COMMERCIAL AND INDUSTRIAL MATHEMATICS

April 18, 2024

Seminar Series


October 25, 1999
Topic: Document Resemblance and Related Issues
Speaker: Andrei Broder, Chief Technology Officer at AltaVista

ABSTRACT:

People often claim that two web pages are "the same" or "roughly the same", even though classic distances on strings (Hamming, Levenshtein, etc.) might indicate that the two pages are far apart.

To formalize these intuitive ideas we defined the mathematical concept of document resemblance. The resemblance can be estimated using a fixed size "sketch" for each document. For a large collection of documents (say 200 million) the size of this sketch is of the order of a few hundred bytes per document. However, for efficient large scale web indexing it is not necessary to determine the actual resemblance value: it suffices to determine whether newly encountered documents are duplicates or near-duplicates of documents already indexed; In other words, it suffices to determine whether the resemblance is above a certain threshold. We show how this determination can be made using a "sample" of less than 50 bytes per document.

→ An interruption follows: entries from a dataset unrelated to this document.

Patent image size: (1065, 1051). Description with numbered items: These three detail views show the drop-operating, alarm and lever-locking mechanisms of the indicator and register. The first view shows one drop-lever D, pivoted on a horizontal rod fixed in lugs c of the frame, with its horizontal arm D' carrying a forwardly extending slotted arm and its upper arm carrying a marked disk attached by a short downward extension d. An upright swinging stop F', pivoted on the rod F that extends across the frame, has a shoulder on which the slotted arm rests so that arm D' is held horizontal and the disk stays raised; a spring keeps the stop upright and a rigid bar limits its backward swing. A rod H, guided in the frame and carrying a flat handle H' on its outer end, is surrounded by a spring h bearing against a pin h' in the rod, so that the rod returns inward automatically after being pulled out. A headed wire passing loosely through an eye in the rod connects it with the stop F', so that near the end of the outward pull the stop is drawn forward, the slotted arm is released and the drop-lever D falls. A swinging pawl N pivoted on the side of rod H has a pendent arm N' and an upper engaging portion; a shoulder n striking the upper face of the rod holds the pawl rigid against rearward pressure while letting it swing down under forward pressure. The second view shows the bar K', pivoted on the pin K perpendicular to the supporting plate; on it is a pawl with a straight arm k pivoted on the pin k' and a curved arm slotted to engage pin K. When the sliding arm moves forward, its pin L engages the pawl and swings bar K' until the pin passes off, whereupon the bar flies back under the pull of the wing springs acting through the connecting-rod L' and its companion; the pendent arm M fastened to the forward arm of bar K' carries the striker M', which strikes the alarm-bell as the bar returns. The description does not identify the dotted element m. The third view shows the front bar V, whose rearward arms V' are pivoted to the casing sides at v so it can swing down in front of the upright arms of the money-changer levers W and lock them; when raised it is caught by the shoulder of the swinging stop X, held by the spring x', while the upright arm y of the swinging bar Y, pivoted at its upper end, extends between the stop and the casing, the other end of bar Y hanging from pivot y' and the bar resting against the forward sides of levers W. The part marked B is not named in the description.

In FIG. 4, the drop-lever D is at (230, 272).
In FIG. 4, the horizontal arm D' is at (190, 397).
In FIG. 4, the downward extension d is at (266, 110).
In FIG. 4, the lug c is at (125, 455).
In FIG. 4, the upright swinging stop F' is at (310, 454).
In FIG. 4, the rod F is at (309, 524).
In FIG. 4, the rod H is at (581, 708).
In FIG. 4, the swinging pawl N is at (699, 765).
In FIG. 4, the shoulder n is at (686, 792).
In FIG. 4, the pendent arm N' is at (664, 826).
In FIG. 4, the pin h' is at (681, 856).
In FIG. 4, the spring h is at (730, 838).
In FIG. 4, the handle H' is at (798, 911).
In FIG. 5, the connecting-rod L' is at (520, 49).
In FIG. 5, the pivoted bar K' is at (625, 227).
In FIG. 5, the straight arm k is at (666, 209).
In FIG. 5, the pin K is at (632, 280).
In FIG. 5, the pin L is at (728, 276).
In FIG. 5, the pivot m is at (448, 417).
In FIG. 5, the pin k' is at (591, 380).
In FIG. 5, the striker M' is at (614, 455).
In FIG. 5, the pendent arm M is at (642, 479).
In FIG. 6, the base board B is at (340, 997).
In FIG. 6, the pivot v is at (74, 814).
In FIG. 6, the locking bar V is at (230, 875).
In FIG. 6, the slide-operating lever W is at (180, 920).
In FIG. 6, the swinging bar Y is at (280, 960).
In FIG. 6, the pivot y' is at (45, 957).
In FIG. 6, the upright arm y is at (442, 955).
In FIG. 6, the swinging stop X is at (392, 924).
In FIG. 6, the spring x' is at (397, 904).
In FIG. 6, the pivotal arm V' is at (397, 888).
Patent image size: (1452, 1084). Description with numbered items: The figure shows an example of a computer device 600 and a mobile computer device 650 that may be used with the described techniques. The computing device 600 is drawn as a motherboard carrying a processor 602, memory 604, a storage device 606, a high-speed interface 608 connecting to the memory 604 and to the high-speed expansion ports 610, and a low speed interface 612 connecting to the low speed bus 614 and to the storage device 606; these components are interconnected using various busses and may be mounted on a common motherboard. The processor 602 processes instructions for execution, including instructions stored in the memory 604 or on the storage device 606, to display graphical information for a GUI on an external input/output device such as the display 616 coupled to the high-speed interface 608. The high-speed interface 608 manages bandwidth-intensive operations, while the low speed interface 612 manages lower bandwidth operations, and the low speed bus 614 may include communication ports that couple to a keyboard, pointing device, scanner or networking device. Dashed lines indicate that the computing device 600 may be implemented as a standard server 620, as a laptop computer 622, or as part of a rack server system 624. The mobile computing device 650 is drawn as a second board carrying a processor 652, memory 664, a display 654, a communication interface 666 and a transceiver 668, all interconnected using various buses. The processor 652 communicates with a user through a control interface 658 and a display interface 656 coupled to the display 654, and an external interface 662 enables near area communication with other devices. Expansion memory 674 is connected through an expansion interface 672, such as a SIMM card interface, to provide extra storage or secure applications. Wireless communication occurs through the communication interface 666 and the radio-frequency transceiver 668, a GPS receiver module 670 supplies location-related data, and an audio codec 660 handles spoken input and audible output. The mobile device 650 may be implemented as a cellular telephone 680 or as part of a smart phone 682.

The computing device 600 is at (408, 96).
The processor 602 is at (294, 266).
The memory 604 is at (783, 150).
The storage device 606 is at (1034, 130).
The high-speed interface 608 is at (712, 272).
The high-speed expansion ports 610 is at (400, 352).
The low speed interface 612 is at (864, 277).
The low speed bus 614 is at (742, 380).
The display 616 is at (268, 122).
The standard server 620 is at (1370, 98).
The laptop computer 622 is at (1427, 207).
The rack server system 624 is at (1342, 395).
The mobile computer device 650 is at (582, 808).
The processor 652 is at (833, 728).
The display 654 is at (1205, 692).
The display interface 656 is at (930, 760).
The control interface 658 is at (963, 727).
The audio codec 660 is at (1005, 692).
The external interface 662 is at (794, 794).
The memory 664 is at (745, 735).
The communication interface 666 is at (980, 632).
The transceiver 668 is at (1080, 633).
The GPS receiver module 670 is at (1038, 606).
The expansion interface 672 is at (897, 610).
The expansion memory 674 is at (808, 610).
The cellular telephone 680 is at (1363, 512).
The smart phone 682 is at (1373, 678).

The basic approach for computing resemblance has two aspects: first, resemblance is expressed as a set intersection problem, and second, the relative size of intersections is evaluated by a process of random sampling that can be done independently for each document. The process of estimating the relative size of intersection of sets and the threshold test discussed above can be applied to arbitrary sets, and thus might be of independent interest.

The ideas for filtering near-duplicate documents discussed here have been successfully implemented and are in current use in the context of the AltaVista search engine. This talk is tilted towards "algorithm engineering" rather than "algorithm analysis" and very little mathematical background is required.

BIOGRAPHICAL SKETCH

Andrei Broder is chief technology officer of the AltaVista Search division in the AltaVista Company. Previously he was a senior member of the research staff at Compaq's Systems Research Center in Palo Alto, California. He graduated from Technion, Israel's Institute of Technology, and did his Ph.D. in Computer Science at Stanford University under Don Knuth. He has written and co-authored more than 60 scientific papers and numerous patents. His main research interests are the design, analysis, and implementation of probabilistic algorithms and supporting data structures, in particular in the context of web-scale applications.